Does a web developer or agency need a BAA?

It depends on whether the developer accesses, stores, or transmits PHI. If you're building a patient portal and your development environment uses real patient data, yes -- you need a BAA. If you're building the application but using synthetic test data and never touching actual PHI, you likely don't need one for the development phase. However, the production hosting and any services that handle PHI in production absolutely require BAAs. This is why environment isolation and synthetic data strategies matter during healthcare application development.

How often should BAAs be reviewed and updated?

At minimum, annually. You should also review BAAs whenever there's a material change in the services being provided, a change in applicable regulations, a security incident involving the business associate, or a change in the BA's subcontractor chain. The HHS has proposed updates to the HIPAA Privacy Rule that, when finalized, will likely require updates to existing BAAs. Keep a calendar reminder and build BAA review into your annual compliance workflow.

Do I need a BAA with my cloud provider even if I encrypt everything?

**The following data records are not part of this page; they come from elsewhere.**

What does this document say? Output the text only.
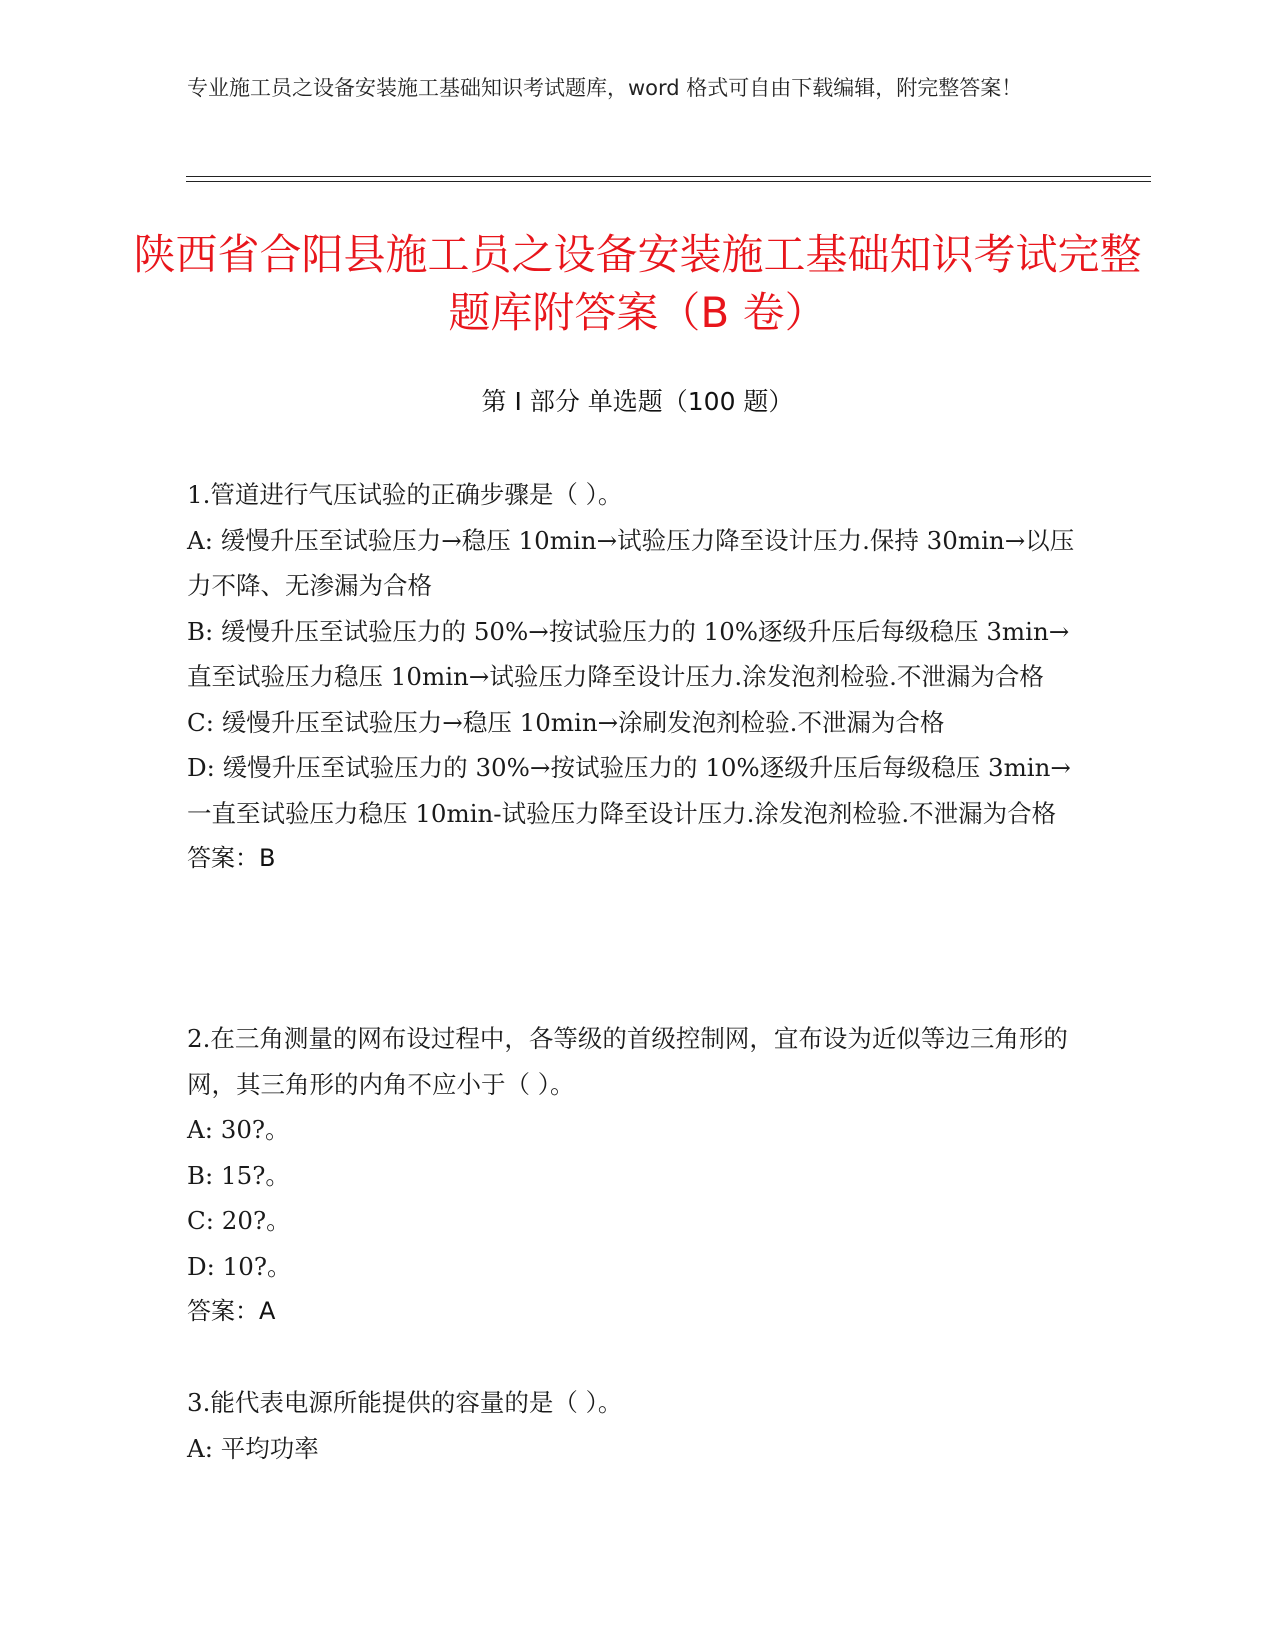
专业施工员之设备安装施工基础知识考试题库，word 格式可自由下载编辑，附完整答案！
陕西省合阳县施工员之设备安装施工基础知识考试完整题库附答案（B 卷）
第 I 部分 单选题（100 题）
1.管道进行气压试验的正确步骤是（ ）。
A: 缓慢升压至试验压力→稳压 10min→试验压力降至设计压力.保持 30min→以压力不降、无渗漏为合格
B: 缓慢升压至试验压力的 50%→按试验压力的 10%逐级升压后每级稳压 3min→直至试验压力稳压 10min→试验压力降至设计压力.涂发泡剂检验.不泄漏为合格
C: 缓慢升压至试验压力→稳压 10min→涂刷发泡剂检验.不泄漏为合格
D: 缓慢升压至试验压力的 30%→按试验压力的 10%逐级升压后每级稳压 3min→一直至试验压力稳压 10min-试验压力降至设计压力.涂发泡剂检验.不泄漏为合格
答案：B
2.在三角测量的网布设过程中，各等级的首级控制网，宜布设为近似等边三角形的网，其三角形的内角不应小于（ ）。
A: 30?。
B: 15?。
C: 20?。
D: 10?。
答案：A
3.能代表电源所能提供的容量的是（ ）。
A: 平均功率
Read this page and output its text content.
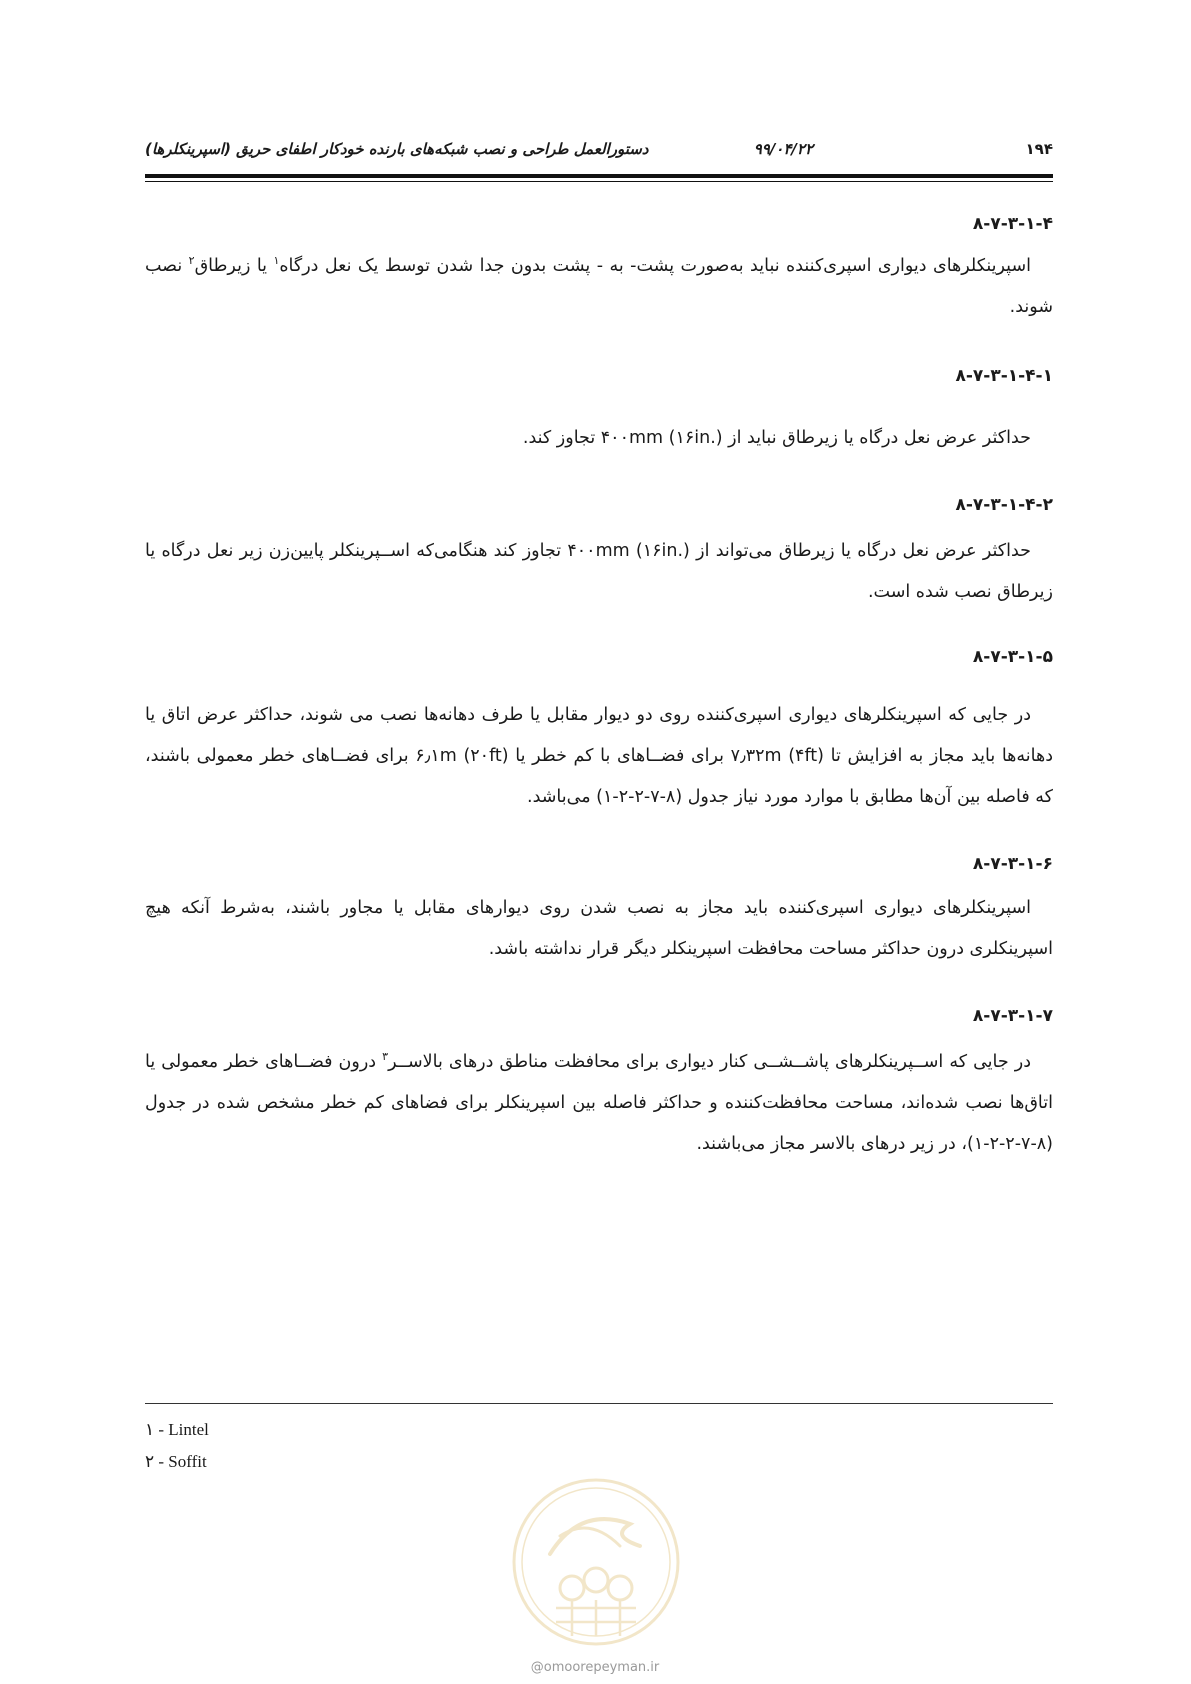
۱۹۴
۹۹/۰۴/۲۲
دستورالعمل طراحی و نصب شبکه‌های بارنده خودکار اطفای حریق (اسپرینکلرها)

۸-۷-۳-۱-۴

اسپرینکلرهای دیواری اسپری‌کننده نباید به‌صورت پشت- به - پشت بدون جدا شدن توسط یک نعل درگاه$^۱$ یا زیرطاق$^۲$ نصب شوند.

۸-۷-۳-۱-۴-۱

حداکثر عرض نعل درگاه یا زیرطاق نباید از ۴۰۰mm (۱۶in.) تجاوز کند.

۸-۷-۳-۱-۴-۲

حداکثر عرض نعل درگاه یا زیرطاق می‌تواند از ۴۰۰mm (۱۶in.) تجاوز کند هنگامی‌که اســپرینکلر پایین‌زن زیر نعل درگاه یا زیرطاق نصب شده است.

۸-۷-۳-۱-۵

در جایی که اسپرینکلرهای دیواری اسپری‌کننده روی دو دیوار مقابل یا طرف دهانه‌ها نصب می شوند، حداکثر عرض اتاق یا دهانه‌ها باید مجاز به افزایش تا ۷٫۳۲m (۴ft) برای فضــاهای با کم خطر یا ۶٫۱m (۲۰ft) برای فضــاهای خطر معمولی باشند، که فاصله بین آن‌ها مطابق با موارد مورد نیاز جدول (۸-۷-۲-۲-۱) می‌باشد.

۸-۷-۳-۱-۶

اسپرینکلرهای دیواری اسپری‌کننده باید مجاز به نصب شدن روی دیوارهای مقابل یا مجاور باشند، به‌شرط آنکه هیچ اسپرینکلری درون حداکثر مساحت محافظت اسپرینکلر دیگر قرار نداشته باشد.

۸-۷-۳-۱-۷

در جایی که اســپرینکلرهای پاشــشــی کنار دیواری برای محافظت مناطق درهای بالاســر$^۳$ درون فضــاهای خطر معمولی یا اتاق‌ها نصب شده‌اند، مساحت محافظت‌کننده و حداکثر فاصله بین اسپرینکلر برای فضاهای کم خطر مشخص شده در جدول (۸-۷-۲-۲-۱)، در زیر درهای بالاسر مجاز می‌باشند.

۱ - Lintel
۲ - Soffit
@omoorepeyman.ir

Yes. Encryption doesn't eliminate the BAA requirement. Even if PHI is encrypted and the cloud provider can't read it, the provider is still maintaining ePHI. AWS, Google Cloud, and Azure all provide BAAs -- you just need to explicitly activate them. The one narrow exception is the "conduit" exception for entities that merely transport data (like an ISP), but cloud providers that store data don't qualify for the conduit exception.

What's the difference between a BAA and a Data Processing Agreement (DPA)?

A BAA is a US HIPAA requirement governing protected health information. A DPA is typically a GDPR requirement governing personal data of EU/EEA individuals. They serve related but different legal purposes under different regulatory frameworks. Having a DPA doesn't satisfy the BAA requirement, and vice versa. If your organization handles health data that falls under both HIPAA and GDPR -- for example, a US health system with EU patients -- you may need both agreements with the same vendor. Some vendors offer combined agreements, but make sure each regulatory requirement is independently satisfied.